Dès lors, le modèle agro-industriel français, fortement dépendant des engrais, met la sécurité alimentaire de la France entre les mains de Poutine. Face à cette impasse, les Amis de la Terre appellent le gouvernement à remettre sur la table le « plan engrais »5, censé planifier la réduction de la consommation française d’engrais chimiques et ainsi se libérer de cette dépendance dangereuse à la Russie.
![Capture d'écran 2023-12-06 155457](https://www.amisdelaterre.org/wp-content/uploads/2023/12/capture-decran-2023-12-06-155457-300x300.png)
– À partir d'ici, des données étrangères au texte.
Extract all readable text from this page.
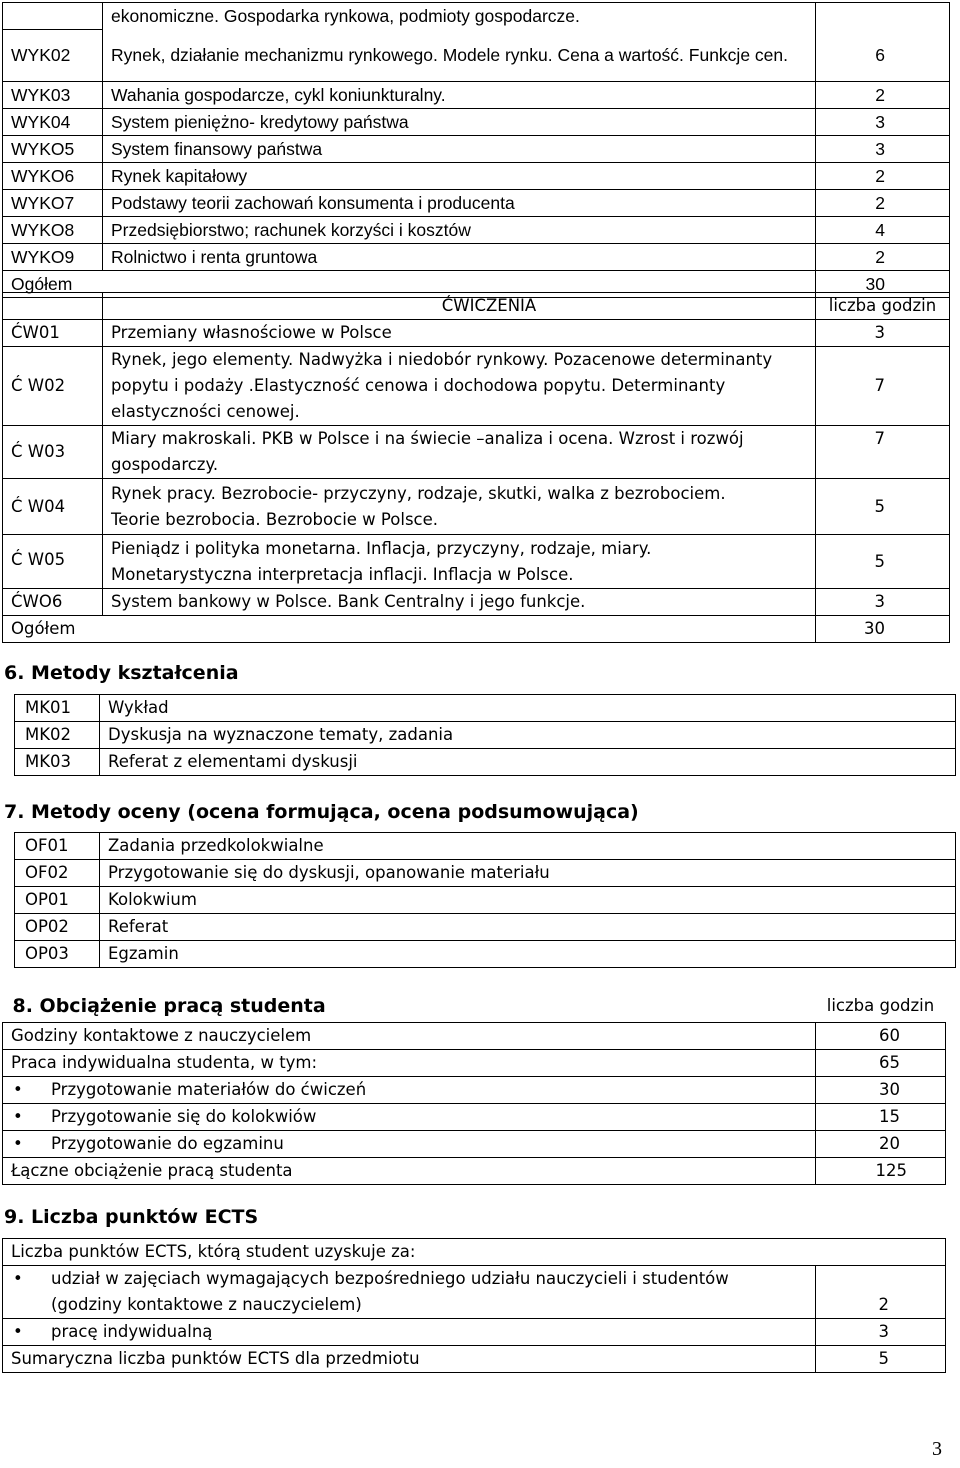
	ekonomiczne. Gospodarka rynkowa, podmioty gospodarcze.	
WYK02	Rynek, działanie mechanizmu rynkowego. Modele rynku. Cena a wartość. Funkcje cen.	6
WYK03	Wahania gospodarcze, cykl koniunkturalny.	2
WYK04	System pieniężno- kredytowy państwa	3
WYKO5	System finansowy państwa	3
WYKO6	Rynek kapitałowy	2
WYKO7	Podstawy teorii zachowań konsumenta i producenta	2
WYKO8	Przedsiębiorstwo; rachunek korzyści i kosztów	4
WYKO9	Rolnictwo i renta gruntowa	2
Ogółem		30
	ĆWICZENIA	liczba godzin
ĆW01	Przemiany własnościowe w Polsce	3
Ć W02	Rynek, jego elementy. Nadwyżka i niedobór rynkowy. Pozacenowe determinanty popytu i podaży .Elastyczność cenowa i dochodowa popytu. Determinanty elastyczności cenowej.	7
Ć W03	Miary makroskali. PKB w Polsce i na świecie –analiza i ocena. Wzrost i rozwój gospodarczy.	7
Ć W04	Rynek pracy. Bezrobocie- przyczyny, rodzaje, skutki, walka z bezrobociem. Teorie bezrobocia. Bezrobocie w Polsce.	5
Ć W05	Pieniądz i polityka monetarna. Inflacja, przyczyny, rodzaje, miary. Monetarystyczna interpretacja inflacji. Inflacja w Polsce.	5
ĆWO6	System bankowy w Polsce. Bank Centralny i jego funkcje.	3
Ogółem		30
6. Metody kształcenia
MK01	Wykład
MK02	Dyskusja na wyznaczone tematy, zadania
MK03	Referat z elementami dyskusji
7. Metody oceny (ocena formująca, ocena podsumowująca)
OF01	Zadania przedkolokwialne
OF02	Przygotowanie się do dyskusji, opanowanie materiału
OP01	Kolokwium
OP02	Referat
OP03	Egzamin
8. Obciążenie pracą studenta	liczba godzin
Godziny kontaktowe z nauczycielem	60
Praca indywidualna studenta, w tym:	65
• Przygotowanie materiałów do ćwiczeń	30
• Przygotowanie się do kolokwiów	15
• Przygotowanie do egzaminu	20
Łączne obciążenie pracą studenta	125
9. Liczba punktów ECTS
Liczba punktów ECTS, którą student uzyskuje za:	

• udział w zajęciach wymagających bezpośredniego udziału nauczycieli i studentów
(godziny kontaktowe z nauczycielem)	2
• pracę indywidualną	3
Sumaryczna liczba punktów ECTS dla przedmiotu	5
3
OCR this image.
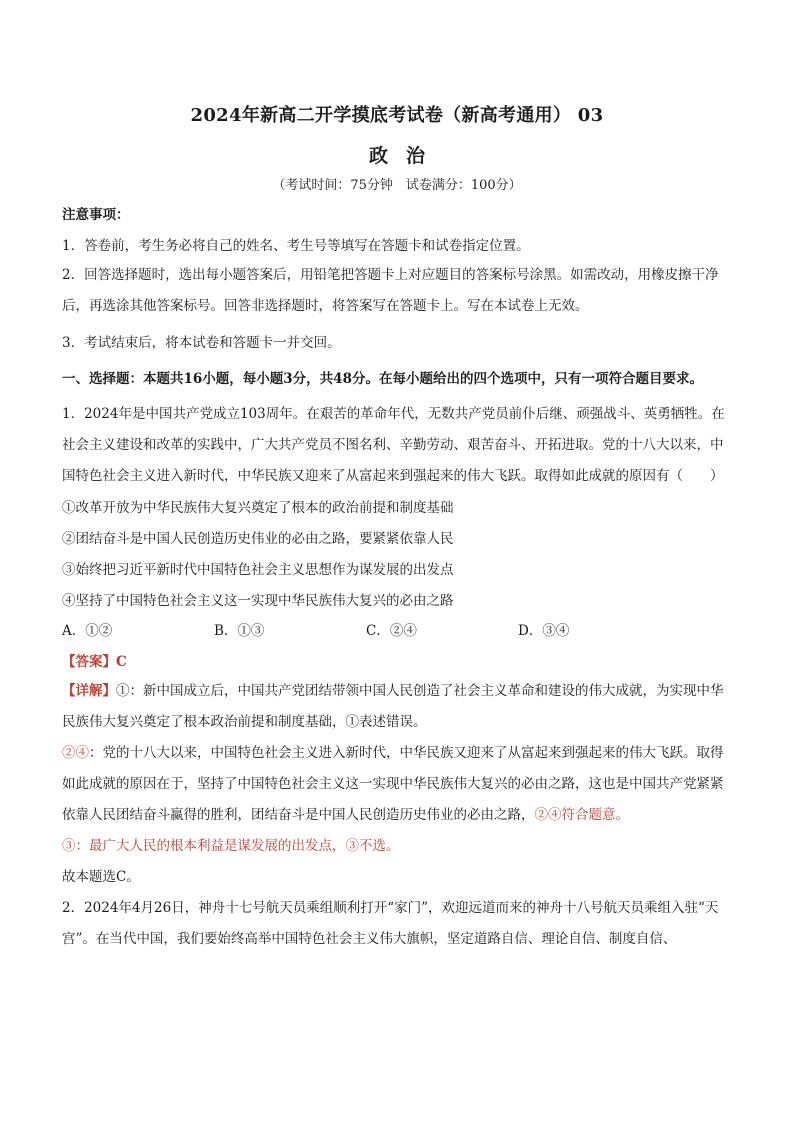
2024年新高二开学摸底考试卷（新高考通用） 03
政治

（考试时间：75分钟　试卷满分：100分）

注意事项：

1．答卷前，考生务必将自己的姓名、考生号等填写在答题卡和试卷指定位置。

2．回答选择题时，选出每小题答案后，用铅笔把答题卡上对应题目的答案标号涂黑。如需改动，用橡皮擦干净后，再选涂其他答案标号。回答非选择题时，将答案写在答题卡上。写在本试卷上无效。

3．考试结束后，将本试卷和答题卡一并交回。

一、选择题：本题共16小题，每小题3分，共48分。在每小题给出的四个选项中，只有一项符合题目要求。

1．2024年是中国共产党成立103周年。在艰苦的革命年代，无数共产党员前仆后继、顽强战斗、英勇牺牲。在社会主义建设和改革的实践中，广大共产党员不图名利、辛勤劳动、艰苦奋斗、开拓进取。党的十八大以来，中国特色社会主义进入新时代，中华民族又迎来了从富起来到强起来的伟大飞跃。取得如此成就的原因有（　　）

①改革开放为中华民族伟大复兴奠定了根本的政治前提和制度基础

②团结奋斗是中国人民创造历史伟业的必由之路，要紧紧依靠人民

③始终把习近平新时代中国特色社会主义思想作为谋发展的出发点

④坚持了中国特色社会主义这一实现中华民族伟大复兴的必由之路

A．①②	B．①③	C．②④	D．③④

【答案】C

【详解】①：新中国成立后，中国共产党团结带领中国人民创造了社会主义革命和建设的伟大成就，为实现中华民族伟大复兴奠定了根本政治前提和制度基础，①表述错误。

②④：党的十八大以来，中国特色社会主义进入新时代，中华民族又迎来了从富起来到强起来的伟大飞跃。取得如此成就的原因在于，坚持了中国特色社会主义这一实现中华民族伟大复兴的必由之路，这也是中国共产党紧紧依靠人民团结奋斗赢得的胜利，团结奋斗是中国人民创造历史伟业的必由之路，②④符合题意。

③：最广大人民的根本利益是谋发展的出发点，③不选。

故本题选C。

2．2024年4月26日，神舟十七号航天员乘组顺利打开“家门”，欢迎远道而来的神舟十八号航天员乘组入驻“天宫”。在当代中国，我们要始终高举中国特色社会主义伟大旗帜，坚定道路自信、理论自信、制度自信、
Energies fossiles dans nos assiettes : la face cachée des engrais
Des tentatives de régulation loin d’être suffisantes
Alors que des sanctions européennes visant la Russie ont rapidement été appliquées au pétrole russe, seule une partie du marché du gaz russe a fait l’objet de sanctions, et ce tardivement. En effet, les sanctions concernant le gaz s’appliquant uniquement aux réexportations, les importations de gaz russe et le trafic d’engrais chimiques (fabriqués à partir de gaz fossile) peuvent continuer d’aller bon train, et ce dans la plus grande impunité. En constatant que ses exportations d’engrais augmentaient, Poutine en a même profité pour créer des taxes qui lui ont permis de récolter plus de 700 millions d’euros6.
Les solutions existent
« Alors que nous approchons de la 3ème année de la guerre russe contre l’Ukraine, l’UE a une occasion historique de porter un coup stratégique à la Russie en mettant en place un embargo sur les combustibles fossiles russes. La France en particulier doit prendre ses responsabilités en stoppant les importations de GNL russe et le faire inscrire dans la législation au niveau européen. »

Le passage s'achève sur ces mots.